You puzzled me, I know you are busy but I don’t trust anyone but was trusting you more than anyone else, then some inconsistencies and others suddenly appear and play mind games with me; while you disappeared from the scene indicated to me I was right others are manipulative and playing games with me or aren’t truly and completely honest with me and that angers me to no fucking end! I know what I’m talking about and I hate deception or in essence backstabbing! If someone has something to say or has talked behind my back about me then I want them to tell me not treat me like they need to play me or give me half fucking truth! I’m sick of fucking people! People are liars and connivers and self-interested assholes; and I should know I was always MR NICE GUY and did nothing to hurt anyone and yet I was targeted and stabbed in my heart and soul by nefarious evil rotten PEOPLE and plotted against and set up! I should love people now!?

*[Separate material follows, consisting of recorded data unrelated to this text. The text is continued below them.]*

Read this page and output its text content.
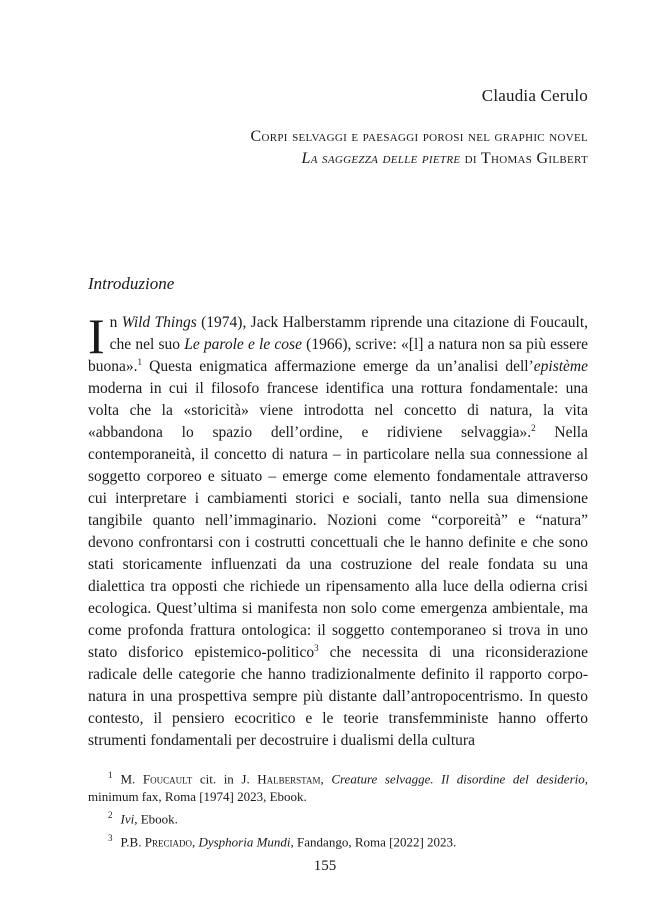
Claudia Cerulo
Corpi selvaggi e paesaggi porosi nel graphic novel
La saggezza delle pietre di Thomas Gilbert
Introduzione
In Wild Things (1974), Jack Halberstamm riprende una citazione di Foucault, che nel suo Le parole e le cose (1966), scrive: «[l] a natura non sa più essere buona».$^1$ Questa enigmatica affermazione emerge da un’analisi dell’epistème moderna in cui il filosofo francese identifica una rottura fondamentale: una volta che la «storicità» viene introdotta nel concetto di natura, la vita «abbandona lo spazio dell’ordine, e ridiviene selvaggia».$^2$ Nella contemporaneità, il concetto di natura – in particolare nella sua connessione al soggetto corporeo e situato – emerge come elemento fondamentale attraverso cui interpretare i cambiamenti storici e sociali, tanto nella sua dimensione tangibile quanto nell’immaginario. Nozioni come “corporeità” e “natura” devono confrontarsi con i costrutti concettuali che le hanno definite e che sono stati storicamente influenzati da una costruzione del reale fondata su una dialettica tra opposti che richiede un ripensamento alla luce della odierna crisi ecologica. Quest’ultima si manifesta non solo come emergenza ambientale, ma come profonda frattura ontologica: il soggetto contemporaneo si trova in uno stato disforico epistemico-politico$^3$ che necessita di una riconsiderazione radicale delle categorie che hanno tradizionalmente definito il rapporto corpo-natura in una prospettiva sempre più distante dall’antropocentrismo. In questo contesto, il pensiero ecocritico e le teorie transfemministe hanno offerto strumenti fondamentali per decostruire i dualismi della cultura
$^1$ M. Foucault cit. in J. Halberstam, Creature selvagge. Il disordine del desiderio, minimum fax, Roma [1974] 2023, Ebook.
$^2$ Ivi, Ebook.
$^3$ P.B. Preciado, Dysphoria Mundi, Fandango, Roma [2022] 2023.
155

And I know you talk to others, and who, behind my back about me! So in a sense you have not been totally up front with me as the old saying goes! All of you on this fucking internet haven’t been totally honest with me and that in itself even sucks. I open up to so few people and then when I do I get FUCKING GAMES and HEAD TRIPS! I’m so sick of this fucking messed up no fucking good useless human race so many assholes and DEVILS, so few truly good! I would love to see them all gathered together and tossed into the pits of HELL! And the evil ones and nefarious will!
Did you have a clue that other than you who I told many details to there is a sister and a priest that I told more to, and actually up until this past weekend I had not even told the priest some of the things I told you? Then you get into this behind the scene talking behind my back BS and all the PEOPLE on the peripheral edge of my personal life are all giving me a half truthful connection here, I’m the subject yet I don’t get the direct honesty from those that talk about me! WHY? I don’t talk about any of you to any of the others around or anywhere, I talk directly to each person as to who they are to me and what I have to say and know to that person and that person alone! If I was going to talk about you say for example with my closest sister I would tell you and then I would tell you how that went and what she was saying and thought about you! DECEPTION and MIND GAMES ABOUND ON THIS FUCKING NET! Why did you think I don’t have Facebook and never will? WASTE of FUCKING TIME TO ME! I’m sorry; but I’m too weary of all human beings and I don’t know any more what to make of any of you, I think the world is too fucking crazy now; humans have dug a fucking road to hell and are just being complete fucking stupid morons about it and not hurrying to fix the mess; they are wicked and or stupid! GOD IS REAL and there is a HEAVEN and a HELL, I’m POSITIVE; yet the world goes on playing the fucking GAME! This shit is going to end and sooner than most think!
We are in a world of hurt and it’s going to hurt a lot more! See what I mean, I wake from a sound sleep and have to start spewing all this shit to you and we don’t even really know each other and probably never will! This agony has been going on for 10 years and started before that with plots and evil people out to silence me or ruin me! I fought it all hard in my own way and didn’t let them succeed in breaking me and causing me to do what they were pushing me to do and that would be to go after them and then they can kill or annihilate me! I showed them I’m no fool they can’t trap me like that, I won’t let those fucking low life scum put one over on me the muther fuckers! Then I beat the crooked system on my own in my injury case in court! So then, when I started talking on the radio about the corruption all around here what did these nefarious do? They plotted again, even with doctors who take a Hippocratic Oath that some may as well wipe their asses with because they did something to damage my health more than before with the injury set-up! Alexander Litvinenko the former Russian spy was destroyed by a poisoning as you must know; and although not that final but maybe even worse in some ways I was poisoned by these devils here and it damaged me and is still doing damage but I’m not going to do anything about it because I know it’s too late! They got me, just like they wanted to the devils, and damaged my suburb health and genes through doctors who were the agents of evil in this case, the spies if you will, and rather than take me out with a bullet or kill me off like they did the spy practically overnight, they got to make me suffer and squirm in a misery and sadness that they had no right doing to me and I didn’t deserve any of it not one shred of it! I dared to point my finger at them and say you guys are bad, and then they say kill that punk!
Why am I telling you all of this? I’m not even sure because it isn’t going to change anything and I’m sorry to say it won’t help anything! I guess somewhere in me there is still that Nice Guy thinking it might be nice to talk to a nice person about truth and what’s really going on in me and around me, if for no other reason than to bear witness to truth from the perspective of the one experiencing it! Sort of a Star-ship Captains Log! As the ship with no crew is being sucked into a worm hole in time and space or maybe a seafaring vessel, that is out in the middle of the vast ocean taking on water and the inevitable is clear and apparent that this ship is going down, it may as well be torpedoed and be done with it!